I'm about 1/3 into Chester Himes Pinktoes, which is a comedy about Blacks and whites trying to get into each others' drawers up in Harlem. It is far more comic in tone than If He Hollers Let Him Go, which had some black humor, but overall was an intense, angry book. Interestingly, towards the end of his life, Himes had returned to a fairly dark, sardonic humor in the Harlem Cycle. This is perhaps the most relaxed Himes's novel I have read.

I just wrapped up Martin Amis's The Rachel Papers (his first novel), which was basically about a callow, over-privileged lad trying to screw an older woman (about 2 months older :huh: ).

SPOILER

It shouldn't be that much of a surprise that he is taken at Oxford despite bungling his exams. It's a little hard to know just what Amis is getting at here -- that the so-called radicalism is just a front, at least among the upper class. That the smug Oxbridge class always looks after their own. That Charles (the narrator) is a pompous twit, but really no worse than anyone else. Somewhat recently Amis reread The Rachel Papers and found it pretty crude and poorly constructed, even for a first novel. I can't really argue with that. At least he had the decency to wrap it up in about 200 pages, unlike some of these 400+ page "masterpieces" that just don't know when to stop.

Edited by ejp626
Posted

I've read Pinktoes, pretty interesting read.

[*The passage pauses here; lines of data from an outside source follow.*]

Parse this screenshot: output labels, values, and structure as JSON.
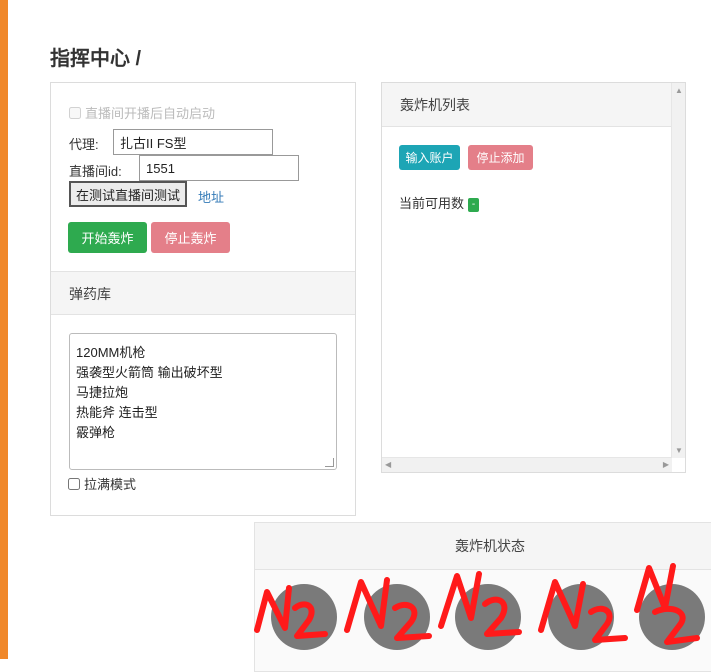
{
  "page": {
    "title": "指挥中心 /",
    "accent_color": "#f0882a"
  },
  "control": {
    "autostart_label": "直播间开播后自动启动",
    "agent_label": "代理:",
    "agent_value": "扎古II FS型",
    "room_label": "直播间id:",
    "room_value": "1551",
    "test_button": "在测试直播间测试",
    "address_link": "地址",
    "start_button": "开始轰炸",
    "stop_button": "停止轰炸"
  },
  "ammo": {
    "title": "弹药库",
    "lines": [
      "120MM机枪",
      "强袭型火箭筒 输出破坏型",
      "马捷拉炮",
      "热能斧 连击型",
      "霰弹枪"
    ],
    "fill_mode_label": "拉满模式"
  },
  "bomber": {
    "title": "轰炸机列表",
    "input_account_button": "输入账户",
    "stop_add_button": "停止添加",
    "available_label": "当前可用数",
    "available_badge": "-"
  },
  "status": {
    "title": "轰炸机状态",
    "circles": [
      "N2",
      "N2",
      "N2",
      "N2",
      "N2"
    ],
    "scribble_color": "#ff1a1a"
  }
}
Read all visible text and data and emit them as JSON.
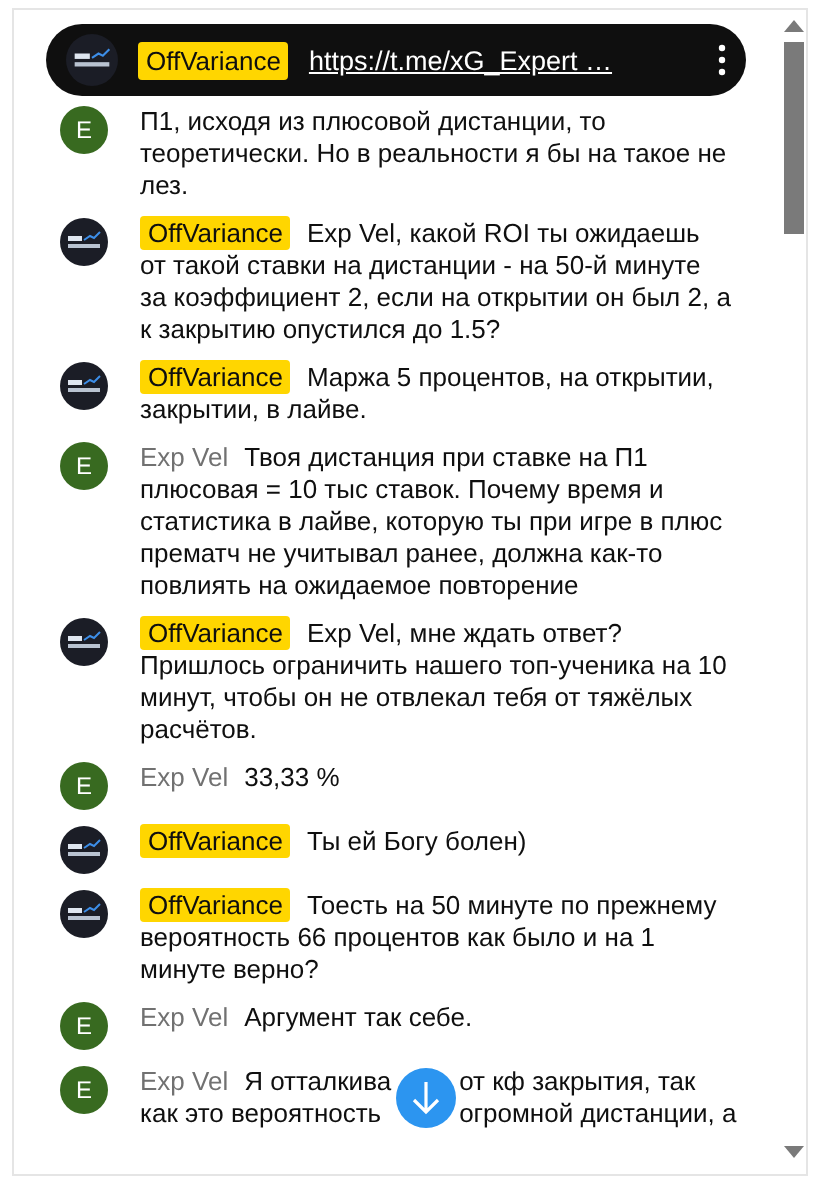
{
  "pinned": {
    "author": "OffVariance",
    "link": "https://t.me/xG_Expert …"
  },
  "messages": [
    {
      "kind": "partial",
      "avatar_letter": "E",
      "text": "П1, исходя из плюсовой дистанции, то теоретически. Но в реальности я бы на такое не лез."
    },
    {
      "kind": "owner",
      "author": "OffVariance",
      "text": "Exp Vel, какой ROI ты ожидаешь от такой ставки на дистанции - на 50-й минуте за коэффициент 2, если на открытии он был 2, а к закрытию опустился до 1.5?"
    },
    {
      "kind": "owner",
      "author": "OffVariance",
      "text": "Маржа 5 процентов, на открытии, закрытии, в лайве."
    },
    {
      "kind": "user",
      "avatar_letter": "E",
      "author": "Exp Vel",
      "text": "Твоя дистанция при ставке на П1 плюсовая = 10 тыс ставок. Почему время и статистика в лайве, которую ты при игре в плюс прематч не учитывал ранее, должна как-то повлиять на ожидаемое повторение"
    },
    {
      "kind": "owner",
      "author": "OffVariance",
      "text": "Exp Vel, мне ждать ответ? Пришлось ограничить нашего топ-ученика на 10 минут, чтобы он не отвлекал тебя от тяжёлых расчётов."
    },
    {
      "kind": "user",
      "avatar_letter": "E",
      "author": "Exp Vel",
      "text": "33,33 %"
    },
    {
      "kind": "owner",
      "author": "OffVariance",
      "text": "Ты ей Богу болен)"
    },
    {
      "kind": "owner",
      "author": "OffVariance",
      "text": "Тоесть на 50 минуте по прежнему вероятность 66 процентов как было и на 1 минуте верно?"
    },
    {
      "kind": "user",
      "avatar_letter": "E",
      "author": "Exp Vel",
      "text": "Аргумент так себе."
    },
    {
      "kind": "covered",
      "avatar_letter": "E",
      "author": "Exp Vel",
      "lines": [
        [
          "Я отталкива",
          "от кф закрытия, так"
        ],
        [
          "как это вероятность",
          "огромной дистанции, а"
        ]
      ]
    }
  ]
}
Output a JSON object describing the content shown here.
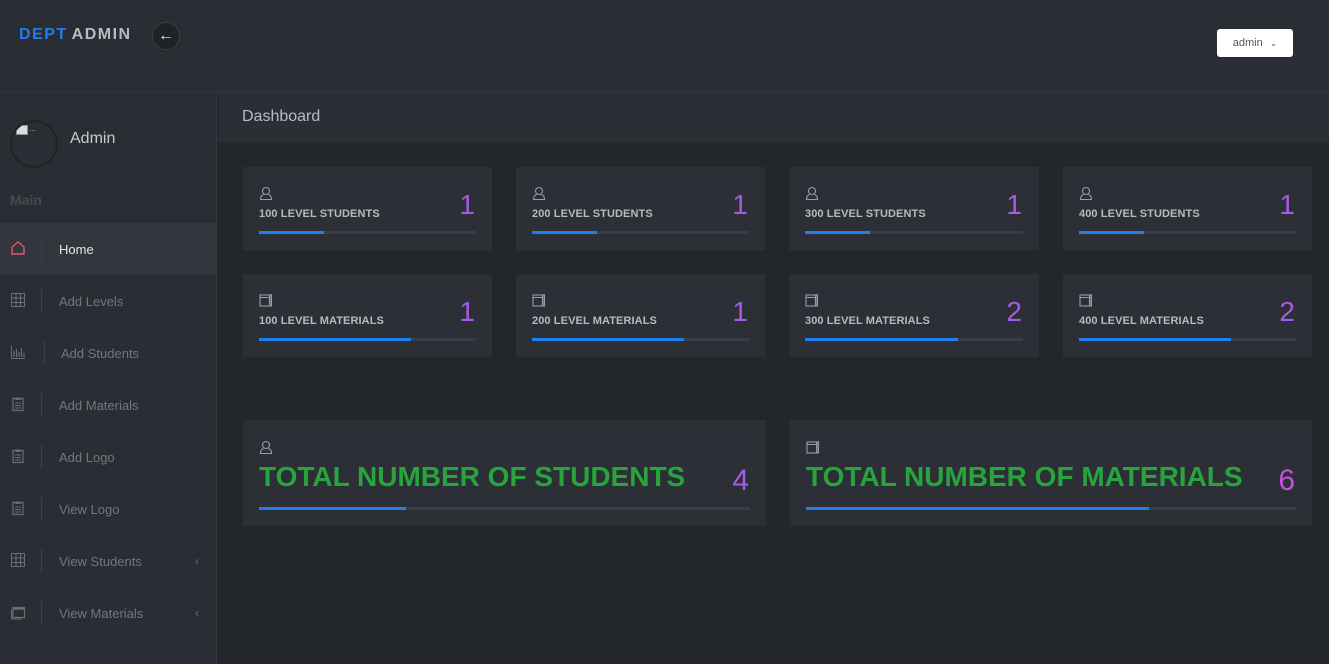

I think it is the most purely entertaining Himes I have read, but it wouldn't really be a good introduction to him (for a novice), since it is so different from everything else he wrote (even The End of a Primative, which also foregrounds inter-racial relationships). That said, I also like The Harlem Cycle, but in a different way. I'll try to return to it in a few more years.